Pitt has issued just one written response about the bargaining unit, the union said, which the administration described as a “threshold” issue to further negotiations.
“The labor board has already ruled on which faculty should be included in the bargaining unit, and the administration agreed to their inclusion just last year,” the union statement said. “Changes to the bargaining unit would require approval by the labor board.”
“It is accurate that at the most recent bargaining session, the University offered a proposal related to recognition language, which is a standard provision in all collective bargaining agreements,” the Pitt spokesman said. “As the University explained to the union bargaining committee, the intent of the proposal was to clarify which positions are specifically covered by the PLRB certification language and related order, which are at times ambiguous or contradictory. Given the complexity of classifications and titles at the University, as is the case at any institution, this type of proposal is often a first step, or threshold issue, in any negotiation for both parties.
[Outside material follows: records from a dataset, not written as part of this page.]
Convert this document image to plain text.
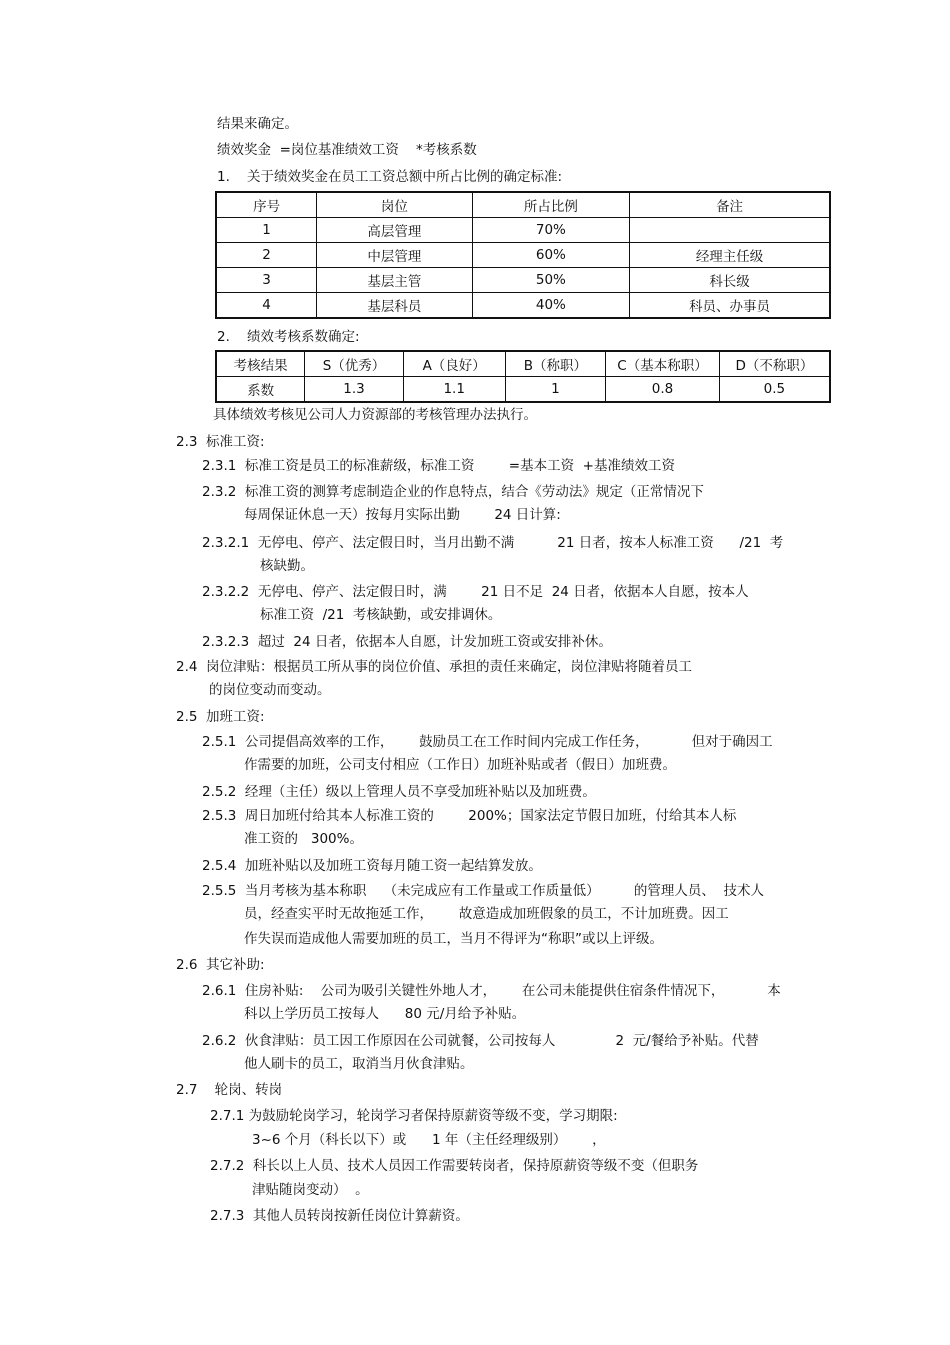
结果来确定。
绩效奖金  =岗位基准绩效工资    *考核系数
1.    关于绩效奖金在员工工资总额中所占比例的确定标准:
序号	岗位	所占比例	备注
1	高层管理	70%	
2	中层管理	60%	经理主任级
3	基层主管	50%	科长级
4	基层科员	40%	科员、办事员
2.    绩效考核系数确定:
考核结果	S（优秀）	A（良好）	B（称职）	C（基本称职）	D（不称职）
系数	1.3	1.1	1	0.8	0.5
具体绩效考核见公司人力资源部的考核管理办法执行。
2.3  标准工资:
2.3.1  标准工资是员工的标准薪级，标准工资        =基本工资  +基准绩效工资
2.3.2  标准工资的测算考虑制造企业的作息特点，结合《劳动法》规定（正常情况下
每周保证休息一天）按每月实际出勤        24 日计算:
2.3.2.1  无停电、停产、法定假日时，当月出勤不满          21 日者，按本人标准工资      /21  考
核缺勤。
2.3.2.2  无停电、停产、法定假日时，满        21 日不足  24 日者，依据本人自愿，按本人
标准工资  /21  考核缺勤，或安排调休。
2.3.2.3  超过  24 日者，依据本人自愿，计发加班工资或安排补休。
2.4  岗位津贴：根据员工所从事的岗位价值、承担的责任来确定，岗位津贴将随着员工
的岗位变动而变动。
2.5  加班工资:
2.5.1  公司提倡高效率的工作，      鼓励员工在工作时间内完成工作任务，          但对于确因工
作需要的加班，公司支付相应（工作日）加班补贴或者（假日）加班费。
2.5.2  经理（主任）级以上管理人员不享受加班补贴以及加班费。
2.5.3  周日加班付给其本人标准工资的        200%；国家法定节假日加班，付给其本人标
准工资的   300%。
2.5.4  加班补贴以及加班工资每月随工资一起结算发放。
2.5.5  当月考核为基本称职    （未完成应有工作量或工作质量低）        的管理人员、  技术人
员，经查实平时无故拖延工作，      故意造成加班假象的员工，不计加班费。因工
作失误而造成他人需要加班的员工，当月不得评为“称职”或以上评级。
2.6  其它补助:
2.6.1  住房补贴:    公司为吸引关键性外地人才，      在公司未能提供住宿条件情况下，          本
科以上学历员工按每人      80 元/月给予补贴。
2.6.2  伙食津贴：员工因工作原因在公司就餐，公司按每人              2  元/餐给予补贴。代替
他人刷卡的员工，取消当月伙食津贴。
2.7    轮岗、转岗
2.7.1 为鼓励轮岗学习，轮岗学习者保持原薪资等级不变，学习期限:
3~6 个月（科长以下）或      1 年（主任经理级别）      ，
2.7.2  科长以上人员、技术人员因工作需要转岗者，保持原薪资等级不变（但职务
津贴随岗变动）  。
2.7.3  其他人员转岗按新任岗位计算薪资。
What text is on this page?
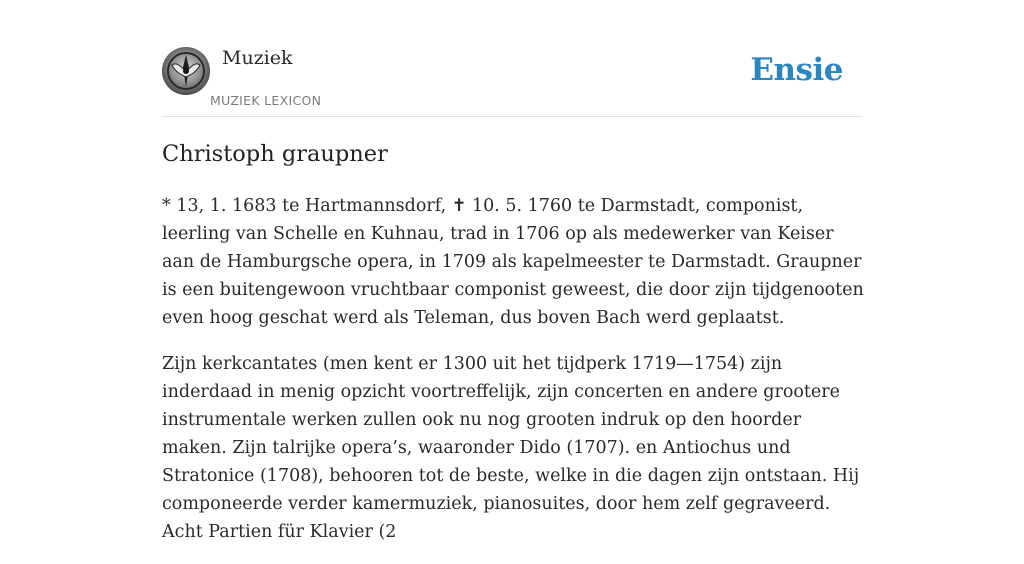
Muziek
MUZIEK LEXICON
Ensie
Christoph graupner

* 13, 1. 1683 te Hartmannsdorf, ✝ 10. 5. 1760 te Darmstadt, componist, leerling van Schelle en Kuhnau, trad in 1706 op als medewerker van Keiser aan de Hamburgsche opera, in 1709 als kapelmeester te Darmstadt. Graupner is een buitengewoon vruchtbaar componist geweest, die door zijn tijdgenooten even hoog geschat werd als Teleman, dus boven Bach werd geplaatst.

Zijn kerkcantates (men kent er 1300 uit het tijdperk 1719—1754) zijn inderdaad in menig opzicht voortreffelijk, zijn concerten en andere grootere instrumentale werken zullen ook nu nog grooten indruk op den hoorder maken. Zijn talrijke opera’s, waaronder Dido (1707). en Antiochus und Stratonice (1708), behooren tot de beste, welke in die dagen zijn ontstaan. Hij componeerde verder kamermuziek, pianosuites, door hem zelf gegraveerd. Acht Partien für Klavier (2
“The University believes it is important to address these ambiguities and/or contradictions in order to facilitate future proposals and engage in meaningful negotiations.”
Neither the University nor the union specified which positions are in question as belonging in the bargaining unit.
“We entered into these negotiations with the hope that the administration would share our goal of quickly and efficiently negotiating a contract that would be beneficial for faculty as well as our institution,” the union’s statement said. “Sadly, it appears this is not the case.”
The University responded that, “… though the negotiation process can be lengthy, the University will continue to negotiate in good faith and work toward an agreement that reflects and incorporates our shared goals and mission.”